Russia charges two Greenpeace activists with piracy

MOSCOW - Reuters
Russia charges two Greenpeace activists with piracy

In this image made available by Greenpeace on Tuesday, Oct 1, 2013, 2013, the Greenpeace ship, the Arctic Sunrise, right, is anchored side by side with the Russian Coast Guard Ship in the Kolskii gulf, near Murmansk, Russia on Monday, Sept. 30, 2013. AP photo

Russian authorities charged two Greenpeace activists with piracy on Wednesday over a protest against Arctic oil drilling at a platform owned by state-controlled energy company Gazprom, the environmental group said. 
 
The piracy charges, which Greenpeace said were absurd, are punishable by up to 15 years in prison. 
 
The two who were charged, Brazilian crew member Ana Paula Alminhana and British freelance videographer Kieron Bryan, were among 30 arrested after the protest last month in which a Greenpeace icebreaker approached the Prirazlomnaya platform and two activists tried to scale it.
 
"It is an extreme and disproportionate charge," Greenpeace International executive director Kumi Naidoo said.
 
"A charge of piracy is being laid against men and women whose only crime is to be possessed of a conscience.
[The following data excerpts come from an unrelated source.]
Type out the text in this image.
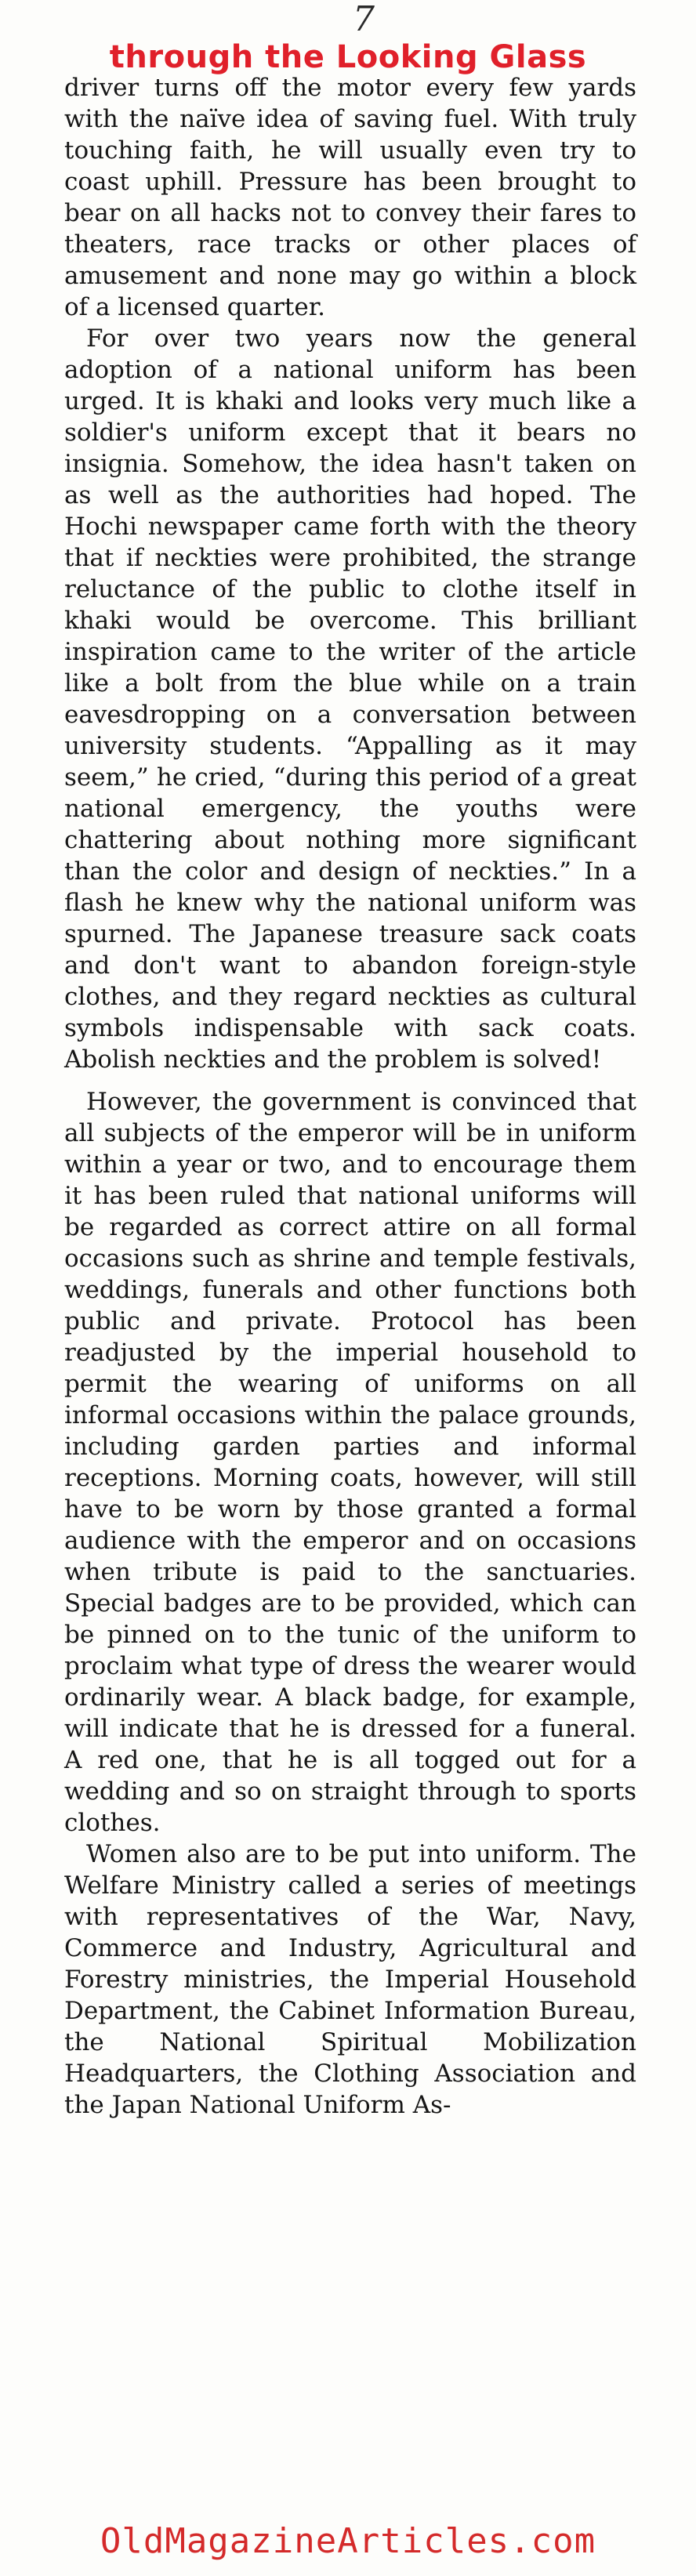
7
through the Looking Glass

driver turns off the motor every few yards with the naïve idea of saving fuel. With truly touching faith, he will usually even try to coast uphill. Pressure has been brought to bear on all hacks not to convey their fares to theaters, race tracks or other places of amusement and none may go within a block of a licensed quarter.

For over two years now the general adoption of a national uniform has been urged. It is khaki and looks very much like a soldier's uniform except that it bears no insignia. Somehow, the idea hasn't taken on as well as the authorities had hoped. The Hochi newspaper came forth with the theory that if neckties were prohibited, the strange reluctance of the public to clothe itself in khaki would be overcome. This brilliant inspiration came to the writer of the article like a bolt from the blue while on a train eavesdropping on a conversation between university students. “Appalling as it may seem,” he cried, “during this period of a great national emergency, the youths were chattering about nothing more significant than the color and design of neckties.” In a flash he knew why the national uniform was spurned. The Japanese treasure sack coats and don't want to abandon foreign-style clothes, and they regard neckties as cultural symbols indispensable with sack coats. Abolish neckties and the problem is solved!

However, the government is convinced that all subjects of the emperor will be in uniform within a year or two, and to encourage them it has been ruled that national uniforms will be regarded as correct attire on all formal occasions such as shrine and temple festivals, weddings, funerals and other functions both public and private. Protocol has been readjusted by the imperial household to permit the wearing of uniforms on all informal occasions within the palace grounds, including garden parties and informal receptions. Morning coats, however, will still have to be worn by those granted a formal audience with the emperor and on occasions when tribute is paid to the sanctuaries. Special badges are to be provided, which can be pinned on to the tunic of the uniform to proclaim what type of dress the wearer would ordinarily wear. A black badge, for example, will indicate that he is dressed for a funeral. A red one, that he is all togged out for a wedding and so on straight through to sports clothes.

Women also are to be put into uniform. The Welfare Ministry called a series of meetings with representatives of the War, Navy, Commerce and Industry, Agricultural and Forestry ministries, the Imperial Household Department, the Cabinet Information Bureau, the National Spiritual Mobilization Headquarters, the Clothing Association and the Japan National Uniform As-

OldMagazineArticles.com
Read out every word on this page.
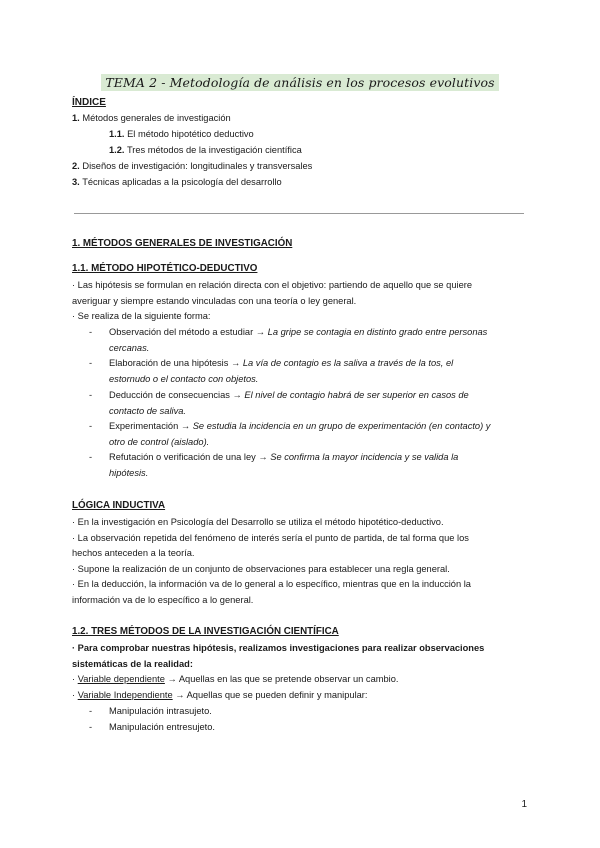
TEMA 2 - Metodología de análisis en los procesos evolutivos
ÍNDICE
1. Métodos generales de investigación
1.1. El método hipotético deductivo
1.2. Tres métodos de la investigación científica
2. Diseños de investigación: longitudinales y transversales
3. Técnicas aplicadas a la psicología del desarrollo
1. MÉTODOS GENERALES DE INVESTIGACIÓN
1.1. MÉTODO HIPOTÉTICO-DEDUCTIVO
· Las hipótesis se formulan en relación directa con el objetivo: partiendo de aquello que se quiere
averiguar y siempre estando vinculadas con una teoría o ley general.
· Se realiza de la siguiente forma:
- Observación del método a estudiar → La gripe se contagia en distinto grado entre personas
cercanas.
- Elaboración de una hipótesis → La vía de contagio es la saliva a través de la tos, el
estornudo o el contacto con objetos.
- Deducción de consecuencias → El nivel de contagio habrá de ser superior en casos de
contacto de saliva.
- Experimentación → Se estudia la incidencia en un grupo de experimentación (en contacto) y
otro de control (aislado).
- Refutación o verificación de una ley → Se confirma la mayor incidencia y se valida la
hipótesis.
LÓGICA INDUCTIVA
· En la investigación en Psicología del Desarrollo se utiliza el método hipotético-deductivo.
· La observación repetida del fenómeno de interés sería el punto de partida, de tal forma que los
hechos anteceden a la teoría.
· Supone la realización de un conjunto de observaciones para establecer una regla general.
· En la deducción, la información va de lo general a lo específico, mientras que en la inducción la
información va de lo específico a lo general.
1.2. TRES MÉTODOS DE LA INVESTIGACIÓN CIENTÍFICA
· Para comprobar nuestras hipótesis, realizamos investigaciones para realizar observaciones
sistemáticas de la realidad:
· Variable dependiente → Aquellas en las que se pretende observar un cambio.
· Variable Independiente → Aquellas que se pueden definir y manipular:
- Manipulación intrasujeto.
- Manipulación entresujeto.
1
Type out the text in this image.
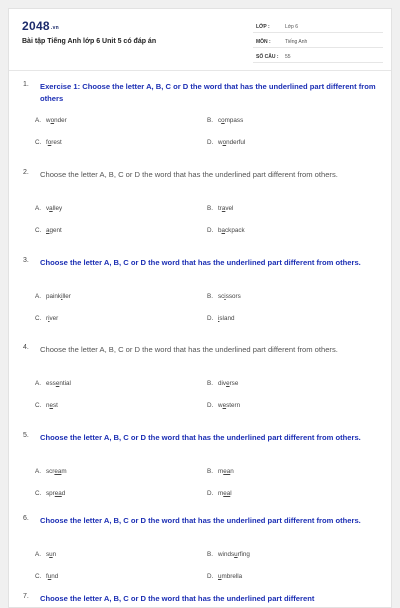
2048.vn
Bài tập Tiếng Anh lớp 6 Unit 5 có đáp án
LỚP :	Lớp 6
MÔN :	Tiếng Anh
SỐ CÂU : 55
1. Exercise 1: Choose the letter A, B, C or D the word that has the underlined part different from others
A. wonder	B. compass
C. forest	D. wonderful
2. Choose the letter A, B, C or D the word that has the underlined part different from others.
A. valley	B. travel
C. agent	D. backpack
3. Choose the letter A, B, C or D the word that has the underlined part different from others.
A. painkiller	B. scissors
C. river	D. island
4. Choose the letter A, B, C or D the word that has the underlined part different from others.
A. essential	B. diverse
C. nest	D. western
5. Choose the letter A, B, C or D the word that has the underlined part different from others.
A. scream	B. mean
C. spread	D. meal
6. Choose the letter A, B, C or D the word that has the underlined part different from others.
A. sun	B. windsurfing
C. fund	D. umbrella
7. Choose the letter A, B, C or D the word that has the underlined part different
This is an outrage and represents nothing less than an assault on the very principle of peaceful protest."
 
A court in the northern city of Murmansk last week ordered all 30 to be held in custody for two months pending further investigation, and charges against the other 28 were expected to be filed soon. 
 
The environmental group says the protest was peaceful and posed no threat, and that piracy charges against the protesters have no merit in international or Russian law.
 
The Prirazlomnaya platform, Russia's first offshore oil rig in the Arctic and a crucial part of its efforts to tap energy resources in the region, is slated to start operating by the end of the year.